I rode in the middle of the back seat of my tio Pito's Isuzu, while it rained along Cypress Avenue. I rode wedged between my tía Amarylis, and my tía Mariana, we rolled passed Mt Judah Cemetery, under the Jackie Robinson Parkway, and entered the highland park area, as I thought "if we'd taken a right, we'd be going to my house," wishing it were still my house. My grandmother, all the while, sat quietly in the front passenger seat, slightly slumped, occasionally punctuating a chuckle with her handkerchief pressed lightly at her lips, gazing at the wet brooklyn whirring by. She thought of nothing I could ever truly know or imagine, though could assume it involved the yellow house perched upon green hills that she was headed towards. My aunts asked me about my life, my estudios. I lofted the idea of maybe going to Argentina to study over the summer, they commended me on my efforts to get my Spanish down after a childhood of refusal. i'm sure the rest of this story is nested somewhere in this blog, so i'll spare you the rest.

but, the point is, a year has passed, i dont understand this passage of time that has occurred. sure, a lot of has happened, but, jeez, when did it all happen?

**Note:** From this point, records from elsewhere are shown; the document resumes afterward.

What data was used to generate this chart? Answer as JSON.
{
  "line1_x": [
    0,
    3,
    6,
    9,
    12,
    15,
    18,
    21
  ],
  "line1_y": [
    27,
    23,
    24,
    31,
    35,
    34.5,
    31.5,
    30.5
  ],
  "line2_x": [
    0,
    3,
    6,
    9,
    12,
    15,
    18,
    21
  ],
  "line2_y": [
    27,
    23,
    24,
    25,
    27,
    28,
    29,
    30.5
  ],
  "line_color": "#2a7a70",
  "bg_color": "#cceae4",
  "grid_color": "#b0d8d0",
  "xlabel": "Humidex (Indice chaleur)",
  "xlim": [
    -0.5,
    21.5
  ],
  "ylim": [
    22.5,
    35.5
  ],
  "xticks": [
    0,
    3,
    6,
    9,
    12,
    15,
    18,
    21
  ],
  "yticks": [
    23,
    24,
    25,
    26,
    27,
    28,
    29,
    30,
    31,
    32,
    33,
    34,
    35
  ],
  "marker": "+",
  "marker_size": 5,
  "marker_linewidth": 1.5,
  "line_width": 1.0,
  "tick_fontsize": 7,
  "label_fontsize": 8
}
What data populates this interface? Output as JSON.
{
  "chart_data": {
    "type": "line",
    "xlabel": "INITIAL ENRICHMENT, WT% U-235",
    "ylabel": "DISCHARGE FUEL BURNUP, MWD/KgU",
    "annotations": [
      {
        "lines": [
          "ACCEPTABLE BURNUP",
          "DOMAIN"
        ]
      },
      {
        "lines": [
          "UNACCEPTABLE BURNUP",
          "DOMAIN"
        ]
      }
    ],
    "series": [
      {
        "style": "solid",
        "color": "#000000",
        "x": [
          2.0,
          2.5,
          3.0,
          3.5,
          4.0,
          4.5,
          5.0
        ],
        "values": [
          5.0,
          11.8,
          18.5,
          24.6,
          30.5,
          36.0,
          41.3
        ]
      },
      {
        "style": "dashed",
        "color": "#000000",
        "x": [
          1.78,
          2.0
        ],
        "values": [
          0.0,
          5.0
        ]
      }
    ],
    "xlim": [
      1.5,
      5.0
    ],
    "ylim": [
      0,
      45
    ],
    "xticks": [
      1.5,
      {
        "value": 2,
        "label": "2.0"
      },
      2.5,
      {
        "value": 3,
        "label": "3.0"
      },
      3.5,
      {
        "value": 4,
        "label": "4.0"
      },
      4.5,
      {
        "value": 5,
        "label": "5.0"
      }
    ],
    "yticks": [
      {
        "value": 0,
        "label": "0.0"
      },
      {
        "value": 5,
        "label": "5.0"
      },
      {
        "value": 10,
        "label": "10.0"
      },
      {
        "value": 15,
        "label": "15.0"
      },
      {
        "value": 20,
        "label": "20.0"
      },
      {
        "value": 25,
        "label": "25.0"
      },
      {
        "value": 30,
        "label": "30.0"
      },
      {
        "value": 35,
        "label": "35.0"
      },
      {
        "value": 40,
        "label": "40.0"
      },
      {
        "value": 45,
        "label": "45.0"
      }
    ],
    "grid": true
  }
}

i traveled the hemisphere a bit, that was nice, though, not entirely, earth-shatteringly, life-altering. traveling is definitely something i enjoy, and plan on doing at any given chance, but i'm no girl-woman-lady-person massively changed from the experience....it just felt [feels] natural, like it was [is] just the progression of where I was [am] supposed to be. Living in Buenos Aires was lovely. It was a very urban city with millions of people, subways, and spanish...you see, none of this was a vast stretch for me. it's much more of a burden for me to have to endure my remaining time in Los Angeles, than it was for me to be in any of the places I traveled to in the year that has passed.

unfortunately, traveling has only made me realize that I would rather be everywhere else, but LA. i mean, this place is fine, but everywhere else is better. I'm sorry if my words offend you, Los Angeles, but you've yet to give me anything to write home about beyond a few of seemingly enervated friendships, weather ive grown bored of, kissed toads who remained toads, a review of an uninspired population, and an education. I've gone out and tried, but, I remain dispassionate and aloof.

Santiago de Chile reminded me very much of Denver, if Denver were the 2nd cousin of New York City. It was Denver with an urban-like edge, which, I admit charmed me. The streets were neat and in many places, wide. Mountains loomed in the background, as brown air stuck above us in a haze, while the cold did little to deter any of its inhabitants' plans. But, in sections that popped up easily, yet unexpectedly, from subway maps and Irish street names, stood beautiful colonial and 19th century architecture, which satisfied my craving that was left only half satiated by Buenos Aires (which has beautiful 19th & turn of the century architecture, but no colonial architecture or anything like a grand cathedral that predates the Paris Push).

Rio de Janeiro was what i imagine the Dominican Republic would be like, if it had money. The colors, smells, and rythms were all very similar, but flourished within the busy, yet organized streets, of a comprehensive city....with favelas.

Costa Rica was an amazing trip in a different way, as it felt like a destiny very clearly being fulfilled, but still, slightly hollow. I note the slight emptiness because it was everything my grandfather would have been proud of, and so much of what he'd admired and watched in others. So, I only wish that he could have lived to see it, so that I could pick up the phone and tell him of my journey and responsibilities, and how his memory did not escape me for one moment. I know he's proud, and will be of everything else I plan on doing, but you know, it's a process, I suppose.

As for the blog, I miss it, I do. I miss the process of it, the way it makes me think. Mainly I miss feeling obligated to write this part of my life, because it's something I find I need to do, or all the beautiful words and details that I rehash at night or during the day just float out of my mind, wasted. and i hate being wasteful.